3D games are no different, but they are more complex. They need model loaders, instancing, and must use vertex buffers. They consequently make heavy use of shaders to provide other effects like lightning, bump maps, environment maps, etc.
Most 3D games have a game engine backend to do all this for them. For Java, try jMonkeyEngine. For C++, try Ogre3D. For Python, try Panda3D.
In my experience, it is better to hardcode everything whenever you can, unless the feature is specifically required. This allows you to develop the game faster, and refactor later.
Rendering related
How to create HUDs?
Well... A HUD is basically just a 2D overlay... If you look up opengl tutorials for displaying text... and for 2D placement then you should be able to figure it out. If you like you can draw on the near plane... but this can have an amusing side effect... messiah did this, but it didn't have a near plane clip... this meant that on occasion, if an object was heading for the camera when you brought up the in game menu, the object would appear to pass right through the menu. An obvious way around this is to disable depth testing for the HUD drawing. Hope you get it working,
General
What is the workflow for creating a simple game?
Let's assume I'm a single coder who is the entire engineering team for GTA V, without support libraries, and let's assume I'm stuck in some kind of crazy time dilation field that makes this vaguely plausible because otherwise I'll be at it for decades or centuries. Also I'm immortal.
Here's how I'd approach it:
First, get the main window showing Next, render a hardcoded 3d triangle in the window Get a basic model exported from the 3d program Get that model imported into the game Render that model with a simple flat color Add texture support Add shader support At this point I have a realistic-looking human character standing in an endless black void, and maybe I can move the camera around him. No animations, though.

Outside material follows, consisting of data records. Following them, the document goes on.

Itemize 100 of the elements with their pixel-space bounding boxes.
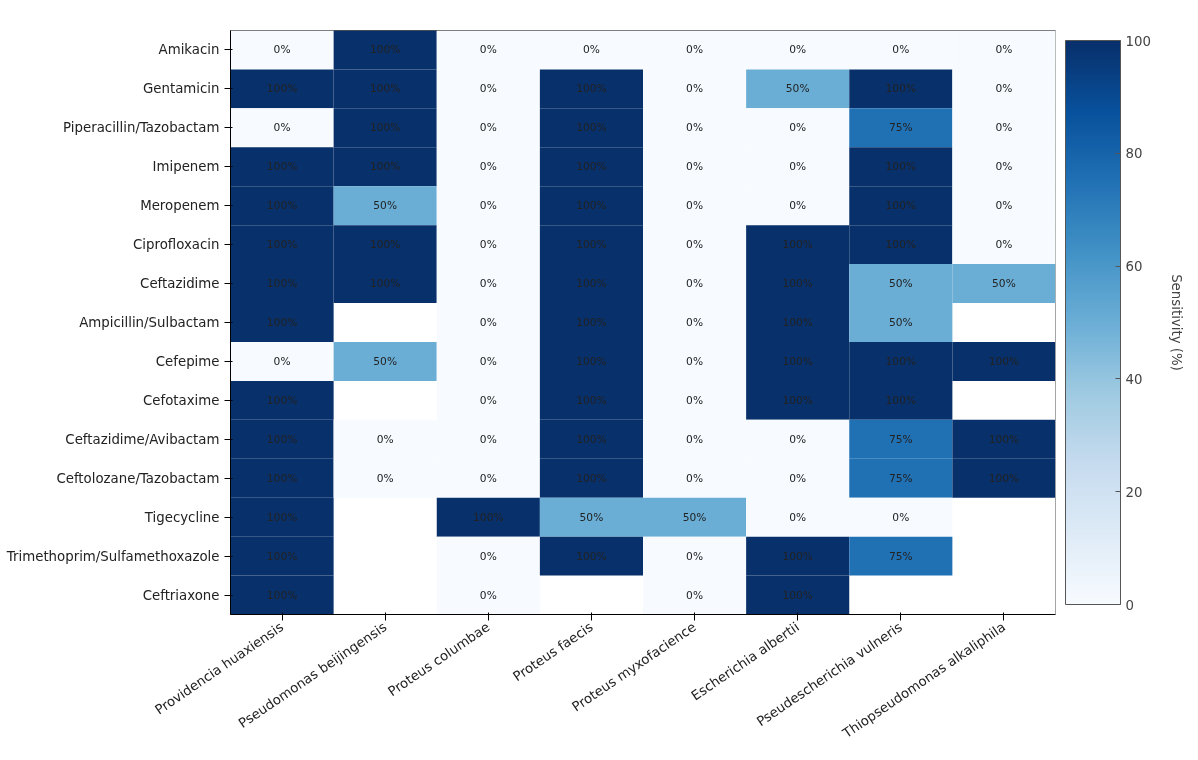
data-label: 100%: [885, 160, 917, 174]
data-label: 0%: [892, 510, 910, 524]
data-label: 100%: [885, 238, 917, 252]
y-tick-label: Tigecycline: [143, 509, 220, 525]
data-label: 100%: [266, 432, 298, 446]
data-label: 0%: [686, 588, 704, 602]
color-bar-label: 80: [1125, 146, 1143, 162]
y-tick-label: Meropenem: [140, 198, 220, 214]
data-label: 0%: [789, 43, 807, 57]
data-label: 50%: [373, 354, 398, 368]
y-tick-label: Gentamicin: [142, 81, 220, 97]
data-label: 0%: [789, 160, 807, 174]
color-bar-title: Sensitivity (%): [1168, 274, 1184, 371]
data-label: 100%: [576, 354, 607, 368]
data-label: 0%: [686, 277, 704, 291]
y-tick-label: Amikacin: [158, 42, 220, 58]
data-label: 100%: [576, 277, 607, 291]
data-label: 100%: [266, 316, 298, 329]
data-label: 100%: [576, 549, 607, 563]
data-label: 0%: [995, 121, 1013, 135]
data-label: 75%: [888, 471, 913, 485]
data-label: 100%: [369, 121, 401, 135]
data-label: 100%: [576, 160, 607, 174]
data-label: 100%: [266, 471, 298, 485]
data-label: 0%: [376, 471, 394, 485]
y-tick-label: Imipenem: [152, 159, 220, 175]
y-tick-label: Ceftolozane/Tazobactam: [56, 470, 220, 486]
data-label: 0%: [479, 432, 497, 446]
data-label: 100%: [576, 121, 607, 135]
data-label: 0%: [479, 82, 497, 96]
data-label: 100%: [576, 199, 607, 213]
data-label: 0%: [686, 549, 704, 563]
data-label: 100%: [885, 354, 917, 368]
data-label: 0%: [479, 549, 497, 563]
data-label: 0%: [686, 471, 704, 485]
data-label: 100%: [885, 393, 917, 407]
data-label: 100%: [266, 549, 298, 563]
data-label: 75%: [888, 432, 913, 446]
data-label: 50%: [682, 510, 707, 524]
data-label: 100%: [576, 432, 607, 446]
data-label: 0%: [479, 471, 497, 485]
data-label: 0%: [686, 354, 704, 368]
color-bar-label: 0: [1125, 597, 1134, 613]
data-label: 100%: [369, 160, 401, 174]
data-label: 0%: [789, 121, 807, 135]
color-bar-label: 40: [1125, 371, 1143, 387]
data-label: 75%: [888, 549, 913, 563]
data-label: 50%: [579, 510, 604, 524]
data-label: 0%: [686, 316, 704, 329]
data-label: 100%: [782, 354, 813, 368]
data-label: 50%: [888, 277, 913, 291]
data-label: 0%: [479, 199, 497, 213]
data-label: 0%: [686, 43, 704, 57]
data-label: 0%: [686, 199, 704, 213]
data-label: 100%: [576, 471, 607, 485]
data-label: 100%: [988, 471, 1020, 485]
data-label: 0%: [582, 43, 600, 57]
data-label: 0%: [995, 43, 1013, 57]
data-label: 100%: [266, 393, 298, 407]
data-label: 0%: [686, 432, 704, 446]
data-label: 0%: [789, 199, 807, 213]
data-label: 0%: [789, 432, 807, 446]
y-tick-label: Trimethoprim/Sulfamethoxazole: [5, 548, 220, 564]
data-label: 0%: [892, 43, 910, 57]
data-label: 0%: [479, 238, 497, 252]
data-label: 100%: [266, 82, 298, 96]
data-label: 100%: [576, 238, 607, 252]
data-label: 0%: [686, 393, 704, 407]
data-label: 0%: [273, 121, 291, 135]
data-label: 0%: [686, 82, 704, 96]
data-label: 0%: [273, 43, 291, 57]
data-label: 0%: [479, 316, 497, 329]
data-label: 75%: [888, 121, 913, 135]
data-label: 100%: [885, 199, 917, 213]
y-tick-label: Ceftazidime: [140, 276, 220, 292]
data-label: 50%: [888, 316, 913, 329]
color-bar-label: 60: [1125, 259, 1143, 275]
data-label: 0%: [479, 277, 497, 291]
data-label: 100%: [369, 277, 401, 291]
data-label: 100%: [576, 82, 607, 96]
data-label: 100%: [988, 432, 1020, 446]
data-label: 100%: [782, 277, 813, 291]
data-label: 0%: [479, 121, 497, 135]
data-label: 100%: [266, 277, 298, 291]
data-label: 100%: [369, 43, 401, 57]
data-label: 0%: [273, 354, 291, 368]
data-label: 0%: [995, 160, 1013, 174]
data-label: 50%: [992, 277, 1016, 291]
y-tick-label: Ceftriaxone: [142, 587, 220, 603]
data-label: 100%: [369, 82, 401, 96]
data-label: 0%: [686, 238, 704, 252]
data-label: 100%: [782, 393, 813, 407]
data-label: 100%: [369, 238, 401, 252]
data-label: 100%: [885, 82, 917, 96]
data-label: 100%: [266, 160, 298, 174]
y-tick-label: Ceftazidime/Avibactam: [65, 431, 220, 447]
data-label: 100%: [266, 588, 298, 602]
data-label: 100%: [266, 199, 298, 213]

Add animation loading Set up animation sequencing and mixing code Now I can "walk" around the endless void, at least in the sense that it looks plausible.
Load terrain and world object formats (this should be easy if I wrote my texture and shader support well!) Now I've got a world to walk around in! And by "walk" I mean "swim, without colliding into anything ever", because I don't have collisions in yet.
Load collision meshes Write entire physics engine (unless I can use Havok or Bullet3d or the like) Connect everything to the physics engine so that collisions now exist Connect physics engine output to animation system so the character reacts realistically I now have a static unchanging world with a character walking around in it.
Set up a general dynamic entity system so I can introduce more objects Write a basic "pedestrian" AI that just walks in random directions Link that to the collision system Now I can walk into people, and they can walk into me!
Vehicular physics Damage, entity states for "death" Respawning (for me, at least :V) Substantially more advanced AI that understands "fear" and "driving" and "aggression" Sure, let's toss some guns in here We've got the basic sandbox system rigged up, but it's a very boring sandbox.
Scripting support for designers, including the ability to influence pretty much every part of the game And now we have, approximately, a game. (Without sound - add sound in there somewhere.)
Keep in mind that, the further this goes, the more complicated the features are. "Main window showing" is less than a day's worth of work. "Scripting support" could easily be a year, and for a game the size of GTA, it's probably multiple years.
The key to really big projects is to figure out a sensible small place to start, then just keep building on it.
Also, note that I'm taking this assuming that I already know what game I want to make. If I'm just prototyping something I might put off "model loading" and "shaders" until well after AI is done - I'd have a prototype consisting of cubes and pyramids walking around a box-based world and driving rectangular cars.